Die Polizei des Landes setzt ebenfalls einen besonderen Schwerpunkt auf die Durchführung entsprechender Präventionsmaßnahmen in den Präventionsprogrammen, zum Beispiel „Prävention im Team“. Zum Beispiel spielt in dem Konzept „Erlebnis, Aktion, Spaß und Information“ insbesondere die Problematik „Alkohol“ im Themenfeld „Sucht“ eine Rolle.
Der zweite Bereich betrifft die Kontrolle. Ich habe schon darauf hingewiesen – diese Debatte wurde auch im Deutschen Bundestag geführt –, dass die bestehenden Abgabeverbote nach dem Jugendschutzgesetz in der Praxis oft schwer zu kontrollieren sind, zumal sich die Jugendlichen – wie es schon in der Begründung zum Gesetzentwurf heißt – bei der Beschaffung von Alkopops auch dritter „bezugsberechtigter“ Personen bedienen oder im Vorfeld von Veranstaltungen Getränke umgefüllt und in anderen Behältern in die Veranstaltungen verbracht werden.
Die zuständigen Kontrollinstanzen der Ordnungs- und Jugendämter bei den Kommunen sowie die Polizei nehmen ihre Aufgaben in diesem Bereich sehr ernst. Bei Gaststättenkontrollen sowie im Rahmen gemeinsamer Fußstreifen von Polizei und Ordnungsamt werden gezielt Treffpunkte von Jugendlichen aufgesucht, und im Vorfeld von Jugendveranstaltungen werden auch entsprechende Kontrollen durchgeführt. Die Kontrollen können allerdings nur stichprobenartig durchgeführt werden und müssen sich vor allem auf besondere Ereignisse und Schwerpunkte, wie zum Beispiel Fastnacht und Groß
So hat zum Beispiel die Stadt Koblenz am Rosenmontag eine gemeinsame Kontrollaktion durchgeführt und hatte dabei gleichzeitig auf Fehlinformationen im Hinblick sowie auf die Zulässigkeit der Abgabe von Alkopops hingewiesen.
Eine flächendeckende anlassunabhängige Verkaufskontrolle ist nicht möglich, wenngleich eine Verstärkung der Kontrollen aller zuständigen Stellen sicherlich auch ein Handlungsfeld ist.

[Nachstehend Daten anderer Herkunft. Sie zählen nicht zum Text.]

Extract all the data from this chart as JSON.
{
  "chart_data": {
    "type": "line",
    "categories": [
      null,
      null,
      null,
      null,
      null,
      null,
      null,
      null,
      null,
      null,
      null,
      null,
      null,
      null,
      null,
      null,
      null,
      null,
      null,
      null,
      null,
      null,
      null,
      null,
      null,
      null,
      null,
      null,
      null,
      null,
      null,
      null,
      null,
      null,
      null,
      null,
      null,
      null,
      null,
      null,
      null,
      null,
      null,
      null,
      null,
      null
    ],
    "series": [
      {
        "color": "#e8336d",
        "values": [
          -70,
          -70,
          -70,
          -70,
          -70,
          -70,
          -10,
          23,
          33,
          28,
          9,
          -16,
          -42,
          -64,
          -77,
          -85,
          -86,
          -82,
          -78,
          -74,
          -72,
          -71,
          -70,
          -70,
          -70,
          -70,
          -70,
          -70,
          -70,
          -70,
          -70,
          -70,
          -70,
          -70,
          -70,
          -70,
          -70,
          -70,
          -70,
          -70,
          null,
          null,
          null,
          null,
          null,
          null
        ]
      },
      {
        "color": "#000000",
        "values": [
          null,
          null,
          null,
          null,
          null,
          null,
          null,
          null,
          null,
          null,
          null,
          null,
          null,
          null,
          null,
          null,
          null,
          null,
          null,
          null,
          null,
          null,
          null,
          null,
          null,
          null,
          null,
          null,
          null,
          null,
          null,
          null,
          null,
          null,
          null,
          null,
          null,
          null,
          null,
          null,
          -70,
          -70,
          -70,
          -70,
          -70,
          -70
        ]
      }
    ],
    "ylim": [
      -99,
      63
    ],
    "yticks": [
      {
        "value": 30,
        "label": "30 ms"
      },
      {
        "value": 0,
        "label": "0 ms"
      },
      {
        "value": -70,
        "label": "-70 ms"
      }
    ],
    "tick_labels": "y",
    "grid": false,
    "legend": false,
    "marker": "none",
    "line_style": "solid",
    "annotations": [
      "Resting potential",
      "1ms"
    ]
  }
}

Der dritte Bereich betrifft die Frage der Aufklärung. Auch hier arbeiten die Kontrollbehörden präventiv und informieren die Gewerbetreibenden, Eltern und Lehrer. Das Landesamt für Soziales, Jugend und Versorgung hat zur Unterstützung der Kontrollinstanzen auf seiner Homepage eine Information „Jugendschutzgesetz: Was ist unter Mixgetränken zu verstehen und an wen dürfen sie abgegeben werden?“ eingestellt und berät auch Jugendschutzfachkräfte.

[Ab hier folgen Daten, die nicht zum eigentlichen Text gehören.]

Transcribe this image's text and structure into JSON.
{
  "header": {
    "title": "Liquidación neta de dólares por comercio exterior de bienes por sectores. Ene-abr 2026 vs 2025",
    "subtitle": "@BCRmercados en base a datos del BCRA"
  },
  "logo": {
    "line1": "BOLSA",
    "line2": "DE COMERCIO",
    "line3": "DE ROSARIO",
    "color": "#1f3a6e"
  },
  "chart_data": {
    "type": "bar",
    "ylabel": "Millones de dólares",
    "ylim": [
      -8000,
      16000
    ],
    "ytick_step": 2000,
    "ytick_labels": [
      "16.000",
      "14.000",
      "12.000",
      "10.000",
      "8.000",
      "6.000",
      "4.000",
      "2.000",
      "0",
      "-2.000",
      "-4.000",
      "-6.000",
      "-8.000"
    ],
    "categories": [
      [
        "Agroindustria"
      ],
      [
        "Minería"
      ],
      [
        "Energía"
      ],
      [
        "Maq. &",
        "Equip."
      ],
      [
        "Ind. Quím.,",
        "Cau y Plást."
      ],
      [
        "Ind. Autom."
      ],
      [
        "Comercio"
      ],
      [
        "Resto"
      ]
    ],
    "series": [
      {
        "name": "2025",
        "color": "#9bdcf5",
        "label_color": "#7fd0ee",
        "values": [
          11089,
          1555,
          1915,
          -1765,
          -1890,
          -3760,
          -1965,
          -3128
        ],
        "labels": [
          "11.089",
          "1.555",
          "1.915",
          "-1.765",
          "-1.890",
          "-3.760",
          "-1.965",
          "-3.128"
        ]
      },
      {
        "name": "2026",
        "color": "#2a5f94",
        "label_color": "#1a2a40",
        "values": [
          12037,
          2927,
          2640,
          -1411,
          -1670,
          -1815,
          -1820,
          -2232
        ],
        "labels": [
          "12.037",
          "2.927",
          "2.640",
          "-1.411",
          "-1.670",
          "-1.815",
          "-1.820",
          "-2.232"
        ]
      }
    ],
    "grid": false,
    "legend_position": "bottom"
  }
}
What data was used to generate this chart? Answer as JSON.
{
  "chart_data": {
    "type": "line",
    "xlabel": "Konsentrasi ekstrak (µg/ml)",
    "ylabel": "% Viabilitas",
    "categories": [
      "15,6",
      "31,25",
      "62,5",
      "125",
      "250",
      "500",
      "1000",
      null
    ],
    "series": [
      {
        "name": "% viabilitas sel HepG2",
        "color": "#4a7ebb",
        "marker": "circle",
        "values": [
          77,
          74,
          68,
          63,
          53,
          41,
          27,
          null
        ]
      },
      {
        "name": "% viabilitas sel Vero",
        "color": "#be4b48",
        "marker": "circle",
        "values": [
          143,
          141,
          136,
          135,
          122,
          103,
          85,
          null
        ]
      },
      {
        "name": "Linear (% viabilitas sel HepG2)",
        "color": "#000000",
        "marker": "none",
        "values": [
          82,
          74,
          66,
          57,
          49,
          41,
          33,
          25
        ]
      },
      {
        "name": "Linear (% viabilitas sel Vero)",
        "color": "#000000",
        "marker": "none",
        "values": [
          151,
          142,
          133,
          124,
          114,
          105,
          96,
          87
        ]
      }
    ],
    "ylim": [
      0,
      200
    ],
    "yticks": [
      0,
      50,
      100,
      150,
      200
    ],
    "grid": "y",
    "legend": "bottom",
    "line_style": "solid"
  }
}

Der heute auch angesprochene Gesetzentwurf des Bundes – die dort vorgesehene Sondersteuer – zielt darauf ab, durch deutliche Preiserhöhungen den Konsum von Spirituosenmixgetränken bei Jugendlichen zu reduzieren. Bei den Billigalkopops führt die beabsichtigte Sondersteuer – darauf ist hingewiesen worden – fast zu einer Verdoppelung des Preises. Jugendliche verfügen in der Regel über begrenzte Finanzmittel, sodass Verteuerung prinzipiell ein geeignetes Mittel sein kann, auf Konsumverhalten steuernd einzuwirken.